I really enjoy working for a Buddhist publication. Everyone is so kind and thoughtful, and they all practice a certain methodical awareness that I find makes for a very healthy workplace atmosphere. Plus, they encourage genuine self-expression, which makes me feel welcome and appreciated.
But I also like my job a lot because it helps to remind me of the reasons why I'm not a Buddhist. Mostly, it seems to come down to the problem of organized religion always equating spiritual truths with belief systems. There is so much talk around the office about the beliefs espoused by different strains of Buddhism, or by the religion as a whole, that it sometimes gets, well, unbelievable.
I'm all for contemplative, meditative practice of any kind, or any other personal method people may discover for becoming more aware of their own (unconscious, culturally constructed, insane) mental processes and coming to see reality more clearly. And that direct perception can get pretty weird and even supernatural-seeming relative to our usual (unconscious, culturally constructed, insane) worldview; I'm fine with that. But regular readers will know (from many previous posts) that I also see beliefs as one subset of the problematic mental processes such practices seek to uncover — a subset that is particularly good at preventing us from the clear perception that is their aim.
To accept beliefs about the nature of reality based on someone else's spiritual experience is, to my mind, misguided. Even if the person handing them down seems to have reached a state of extraordinary perception, to take on their beliefs as a way of augmenting your own spiritual progress is to put the cart in a dangerously pre-horse position.
Of course, the party line is that there is no belief required in Buddhism, which distinguishes it from other religions. But believe me (or at least maintain a skeptical attitude toward my naysayers), there's plenty of stuff snuck in there that you're expected to take on faith first, and then find a way of perceiving directly.
Karma is a good example. It may be that seeing a complex moral cause-and-effect system at work in our universe is beneficial to one's sense of belonging and equanimity. It could even be a stage on the way to experiencing oneself as an expression of that entire universe, through which it can observe itself, i.e. a perfectly integrated, compassionate being, aware and accepting of all truth.
But believing in it because someone says it's so is not going to get you to the state where you might perceive things that way. If anything, observing the relative world of time and causation through that belief lens is going to prevent you from experiencing the timelessness that is the only reality from which such a mystical stance makes sense.
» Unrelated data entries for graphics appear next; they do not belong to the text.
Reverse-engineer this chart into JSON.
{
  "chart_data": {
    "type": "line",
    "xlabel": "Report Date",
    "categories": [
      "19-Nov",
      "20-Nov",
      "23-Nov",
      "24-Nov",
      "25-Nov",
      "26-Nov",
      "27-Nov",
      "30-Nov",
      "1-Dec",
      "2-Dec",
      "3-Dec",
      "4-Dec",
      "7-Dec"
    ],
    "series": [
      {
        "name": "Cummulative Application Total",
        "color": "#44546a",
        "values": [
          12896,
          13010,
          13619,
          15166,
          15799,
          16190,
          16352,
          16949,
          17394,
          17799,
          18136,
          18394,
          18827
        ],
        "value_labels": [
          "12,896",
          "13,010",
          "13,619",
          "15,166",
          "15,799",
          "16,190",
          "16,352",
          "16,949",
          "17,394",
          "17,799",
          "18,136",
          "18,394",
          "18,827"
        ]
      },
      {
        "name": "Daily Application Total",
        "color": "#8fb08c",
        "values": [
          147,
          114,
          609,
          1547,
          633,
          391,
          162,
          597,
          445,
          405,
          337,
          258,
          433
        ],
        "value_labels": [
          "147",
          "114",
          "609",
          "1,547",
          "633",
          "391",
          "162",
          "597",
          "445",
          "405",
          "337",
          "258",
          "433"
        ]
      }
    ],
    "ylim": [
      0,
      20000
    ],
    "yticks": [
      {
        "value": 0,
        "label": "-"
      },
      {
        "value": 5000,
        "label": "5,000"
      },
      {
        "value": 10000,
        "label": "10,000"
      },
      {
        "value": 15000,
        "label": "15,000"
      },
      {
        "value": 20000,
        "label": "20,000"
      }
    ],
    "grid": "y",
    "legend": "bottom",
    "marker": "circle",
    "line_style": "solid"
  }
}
Maybe that's too abstract. Here's a better example. My boss marches into my office today and announces that he has thought about it, and there is no difference between death and enlightenment. He's not trying to describe a new way of experiencing the world he's suddenly discovered phenomenologically, mind you. He has THOUGHT ABOUT IT, and this is the conclusion he's reached.
Well, that's just crazy, on the face of it. His point is that to become enlightened, our self as we know it must be surrendered each moment, i.e. it must die. Therefore, once you have become truly enlightened, to the point that your self has been given up entirely, never to return, you are exactly the same as physically dead.
"If you become enlightened," I say by way of testing the waters, "I could still talk to you." This is a particularly important distinction right now, because a very greatly loved young woman from the Halifax Buddhist community was killed by a drunk driver last week. Many people wish they could still talk to her. There was a funeral yesterday for her, widely attended by Buddhists and non-Buddhists alike. But mostly by Buddhists, all of whom are still grieving their tragic loss, and some of whom work in the very offices where this ridiculous discussion was taking place.
His answer to my apparently airtight rebuttal is that I wouldn't actually be talking to him in that case, but to the forces of the universe finding a way of expressing themselves. I just stare after him as he walks smugly out the door.
If I wanted to get into a real argument with him about it, I'd point out that those universal forces were what he was all along, and that enlightenment would merely be the recognition of that fact by the forces themselves, as expressed through him. Inasmuch as you can be said to exist in the first place, you will presumably still exist after attaining enlightenment.
And I'd probably then observe that if he really believes what he's claiming to believe, he should be locked up in a nice cell where he can't hurt anybody. Because if enlightenment = death, then death = enlightenment. And anyone who thinks he'd be doing his fellow human beings a religious favour by killing them is no less dangerous than the craziest of suicide-cult leaders.
But really, the root problem here is that he just shouldn't be making any claims about enlightenment, not being enlightened himself. How could he possibly know anything about what the experience is like? From reading what enlightened people have said about it? Those writings are just attempts at describing ways of being that we have no direct access to until we are able to experience them ourselves. The descriptions may encourage us to keep observing ourselves and our own experiences as carefully and open-mindedly as we can, knowing that other angles are possible. But taken as expressions of truth, they will necessarily be misunderstood by those who are not apprehending those truths directly.
Of course, this is all just my opinion based on my own experiences. I happily preach to the choir, and all others should feel free to walk out on the sermon. Please don't quote my words to unbelievers. Amen.